Vangelis’ Chariots of Fire soundtrack from 1981 is embedded in my subconscious. It’s a movie I first saw when I was maybe 10 years old and to this day I have no real idea of what it’s about. Once I was old enough to understand and perhaps enjoy the movie for its narrative I seem to have subconsciously avoided doing so. It was all about the music and I didn’t want that to change. The images of racing on the beach with expressions of pain and victory, the jackets with school crests, the arguments, the meetings - it was to me a series of beautiful images but, overall, a mystery. I was enthralled and would watch it whenever possible but only as a visual accompaniment to what mattered most to me: that soundtrack. When my parents eventually got me the soundtrack on LP I always preferred to ‘listen to it on videotape’ with the images in the background.

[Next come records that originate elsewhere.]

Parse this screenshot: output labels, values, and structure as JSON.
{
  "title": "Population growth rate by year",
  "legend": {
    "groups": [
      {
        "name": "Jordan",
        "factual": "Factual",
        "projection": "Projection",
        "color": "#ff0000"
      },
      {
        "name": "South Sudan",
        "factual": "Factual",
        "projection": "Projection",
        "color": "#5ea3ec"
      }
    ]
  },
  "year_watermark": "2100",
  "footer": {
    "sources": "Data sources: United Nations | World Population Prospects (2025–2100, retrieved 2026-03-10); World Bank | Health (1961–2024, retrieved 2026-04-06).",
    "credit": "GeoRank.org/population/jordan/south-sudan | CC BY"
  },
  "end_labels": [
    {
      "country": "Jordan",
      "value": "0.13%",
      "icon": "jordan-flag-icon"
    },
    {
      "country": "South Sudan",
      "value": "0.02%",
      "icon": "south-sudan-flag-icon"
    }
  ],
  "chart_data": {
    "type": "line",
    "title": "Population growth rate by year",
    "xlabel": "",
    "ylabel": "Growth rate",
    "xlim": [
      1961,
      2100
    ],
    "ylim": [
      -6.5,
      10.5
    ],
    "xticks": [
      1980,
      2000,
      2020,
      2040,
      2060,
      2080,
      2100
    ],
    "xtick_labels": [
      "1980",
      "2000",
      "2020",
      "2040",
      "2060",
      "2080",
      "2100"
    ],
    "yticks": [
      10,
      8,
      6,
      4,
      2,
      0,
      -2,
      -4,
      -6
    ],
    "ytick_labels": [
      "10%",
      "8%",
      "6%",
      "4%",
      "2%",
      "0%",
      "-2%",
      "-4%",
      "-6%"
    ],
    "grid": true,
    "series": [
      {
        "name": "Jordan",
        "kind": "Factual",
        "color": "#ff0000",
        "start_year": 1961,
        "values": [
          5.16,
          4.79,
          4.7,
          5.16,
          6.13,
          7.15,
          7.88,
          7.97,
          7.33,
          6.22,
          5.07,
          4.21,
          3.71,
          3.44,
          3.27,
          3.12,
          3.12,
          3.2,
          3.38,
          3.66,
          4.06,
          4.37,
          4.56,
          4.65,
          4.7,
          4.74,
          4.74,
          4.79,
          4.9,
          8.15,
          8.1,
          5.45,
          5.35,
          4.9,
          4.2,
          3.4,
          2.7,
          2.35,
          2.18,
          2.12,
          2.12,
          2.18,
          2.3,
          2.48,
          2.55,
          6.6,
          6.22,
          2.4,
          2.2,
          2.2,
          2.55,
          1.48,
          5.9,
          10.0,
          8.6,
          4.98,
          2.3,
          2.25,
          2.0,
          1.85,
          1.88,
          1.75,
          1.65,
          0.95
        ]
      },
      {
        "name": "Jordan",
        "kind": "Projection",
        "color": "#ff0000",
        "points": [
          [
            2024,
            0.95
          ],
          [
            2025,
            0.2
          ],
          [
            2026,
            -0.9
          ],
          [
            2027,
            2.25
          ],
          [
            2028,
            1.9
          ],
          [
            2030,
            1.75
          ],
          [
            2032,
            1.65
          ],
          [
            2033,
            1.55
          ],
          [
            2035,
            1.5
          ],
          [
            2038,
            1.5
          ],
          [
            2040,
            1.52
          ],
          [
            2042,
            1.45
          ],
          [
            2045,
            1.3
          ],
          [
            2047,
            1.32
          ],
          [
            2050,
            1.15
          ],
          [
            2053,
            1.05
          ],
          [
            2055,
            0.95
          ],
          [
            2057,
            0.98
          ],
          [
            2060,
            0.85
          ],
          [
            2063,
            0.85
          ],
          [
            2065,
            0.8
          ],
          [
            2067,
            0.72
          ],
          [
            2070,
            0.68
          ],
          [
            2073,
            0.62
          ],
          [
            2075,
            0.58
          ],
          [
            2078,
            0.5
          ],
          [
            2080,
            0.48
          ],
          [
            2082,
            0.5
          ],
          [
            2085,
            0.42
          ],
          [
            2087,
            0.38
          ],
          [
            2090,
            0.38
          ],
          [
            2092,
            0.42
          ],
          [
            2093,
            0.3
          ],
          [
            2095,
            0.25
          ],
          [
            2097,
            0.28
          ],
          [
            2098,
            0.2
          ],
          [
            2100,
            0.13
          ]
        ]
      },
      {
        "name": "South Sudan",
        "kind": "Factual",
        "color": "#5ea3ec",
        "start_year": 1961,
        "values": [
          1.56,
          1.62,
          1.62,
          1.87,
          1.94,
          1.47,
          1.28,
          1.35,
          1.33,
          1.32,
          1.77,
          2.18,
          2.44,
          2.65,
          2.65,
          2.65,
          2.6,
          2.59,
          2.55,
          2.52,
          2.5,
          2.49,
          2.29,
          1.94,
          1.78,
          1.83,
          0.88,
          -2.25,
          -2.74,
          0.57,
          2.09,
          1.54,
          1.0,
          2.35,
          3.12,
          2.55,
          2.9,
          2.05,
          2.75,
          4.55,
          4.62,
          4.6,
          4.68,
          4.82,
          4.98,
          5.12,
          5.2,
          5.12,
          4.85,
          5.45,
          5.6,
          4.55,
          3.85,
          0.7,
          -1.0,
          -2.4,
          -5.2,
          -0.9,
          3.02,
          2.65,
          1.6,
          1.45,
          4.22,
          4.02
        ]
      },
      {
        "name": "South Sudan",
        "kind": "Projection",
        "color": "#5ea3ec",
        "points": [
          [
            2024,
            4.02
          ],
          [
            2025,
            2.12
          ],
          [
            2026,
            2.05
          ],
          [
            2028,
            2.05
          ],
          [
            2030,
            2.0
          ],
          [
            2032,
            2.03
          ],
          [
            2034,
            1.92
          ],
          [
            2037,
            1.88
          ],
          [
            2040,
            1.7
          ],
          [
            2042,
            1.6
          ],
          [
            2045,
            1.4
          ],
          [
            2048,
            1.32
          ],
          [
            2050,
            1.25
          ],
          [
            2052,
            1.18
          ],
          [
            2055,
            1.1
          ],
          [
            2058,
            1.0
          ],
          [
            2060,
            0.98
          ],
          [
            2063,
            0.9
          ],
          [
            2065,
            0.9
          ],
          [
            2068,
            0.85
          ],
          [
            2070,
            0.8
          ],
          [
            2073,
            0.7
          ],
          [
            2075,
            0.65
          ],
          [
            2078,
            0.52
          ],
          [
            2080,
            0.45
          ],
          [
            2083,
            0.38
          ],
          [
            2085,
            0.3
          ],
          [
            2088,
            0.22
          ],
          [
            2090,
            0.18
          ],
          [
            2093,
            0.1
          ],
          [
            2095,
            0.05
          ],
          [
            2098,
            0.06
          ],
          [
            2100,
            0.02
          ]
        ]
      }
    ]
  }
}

While I was taken with the entire soundtrack it was one particular track - not the main theme, but rather Abraham’s Theme - that made this film an obsession. It put me in a trance from the first eerie glissando. While I certainly don’t listen to this soundtrack now as much as I used to I still love this piece and can perhaps finally articulate to myself why. It was/is the sound of slow motion - space within music, zooming in, disorientation, pacing, breath, energy, and more.
There’s room for further analysis in terms of synths used, production values (close mic’ing the Rhodes, emphasizing its treble overtones), the construction of the melody as it coexists alongside the more gauzy, almost discordant effects, etc. For me it’s the emotional and aesthetic impact that gives it its cogency.

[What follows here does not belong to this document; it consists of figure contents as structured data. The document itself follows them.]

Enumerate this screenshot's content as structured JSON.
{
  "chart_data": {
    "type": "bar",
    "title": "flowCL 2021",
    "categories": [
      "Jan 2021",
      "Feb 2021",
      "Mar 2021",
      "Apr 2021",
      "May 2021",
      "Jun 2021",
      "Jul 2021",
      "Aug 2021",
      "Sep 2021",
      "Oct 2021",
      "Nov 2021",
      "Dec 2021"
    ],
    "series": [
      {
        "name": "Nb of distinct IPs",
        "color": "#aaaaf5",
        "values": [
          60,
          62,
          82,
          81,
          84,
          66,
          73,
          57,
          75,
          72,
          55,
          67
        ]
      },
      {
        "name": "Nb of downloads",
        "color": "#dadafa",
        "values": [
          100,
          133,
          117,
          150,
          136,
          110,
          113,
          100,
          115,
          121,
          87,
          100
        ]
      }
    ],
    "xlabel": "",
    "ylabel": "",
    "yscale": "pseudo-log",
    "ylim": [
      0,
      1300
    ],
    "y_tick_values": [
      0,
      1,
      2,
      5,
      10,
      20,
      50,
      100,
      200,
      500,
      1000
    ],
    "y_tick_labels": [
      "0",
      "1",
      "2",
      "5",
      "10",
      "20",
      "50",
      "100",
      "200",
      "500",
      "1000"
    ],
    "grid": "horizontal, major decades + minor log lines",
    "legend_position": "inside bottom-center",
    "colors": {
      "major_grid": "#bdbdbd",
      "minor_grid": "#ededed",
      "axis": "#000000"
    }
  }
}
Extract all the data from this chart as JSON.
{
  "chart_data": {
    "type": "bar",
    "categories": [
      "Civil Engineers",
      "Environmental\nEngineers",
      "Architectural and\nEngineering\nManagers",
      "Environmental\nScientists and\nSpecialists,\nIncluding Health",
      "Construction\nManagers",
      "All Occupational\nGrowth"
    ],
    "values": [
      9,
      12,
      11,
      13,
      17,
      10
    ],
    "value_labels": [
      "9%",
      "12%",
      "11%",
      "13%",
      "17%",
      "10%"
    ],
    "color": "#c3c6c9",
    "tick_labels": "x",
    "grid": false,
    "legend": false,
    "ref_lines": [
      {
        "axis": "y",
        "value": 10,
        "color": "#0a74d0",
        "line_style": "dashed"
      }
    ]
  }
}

It remains Slow Motion Music - regardless of whether it is coupled with the images or not. This notion is tethered to the way I compose music. I’ve taken it literally (by slowing down and transcribing music and foley to uncover something inconspicuous) and abstractly (by interpreting what something slowed down would sound like apart from merely slowing it down.)
Even at a young age there was an expectation of what film music should sound like. I listened to a lot of soundtracks and musicals - this one was different. I had no way of knowing at the time that Vangelis' choice to buck the trend and score a period film using synths was unconventional and risky. But it was surprising, mysterious, and emotional which is something that has always stayed with me.
This soundtrack could have been partly responsible for the reason I stopped winning races on track and field day - I would always run them at half speed to emulate the scenes in Chariots of Fire.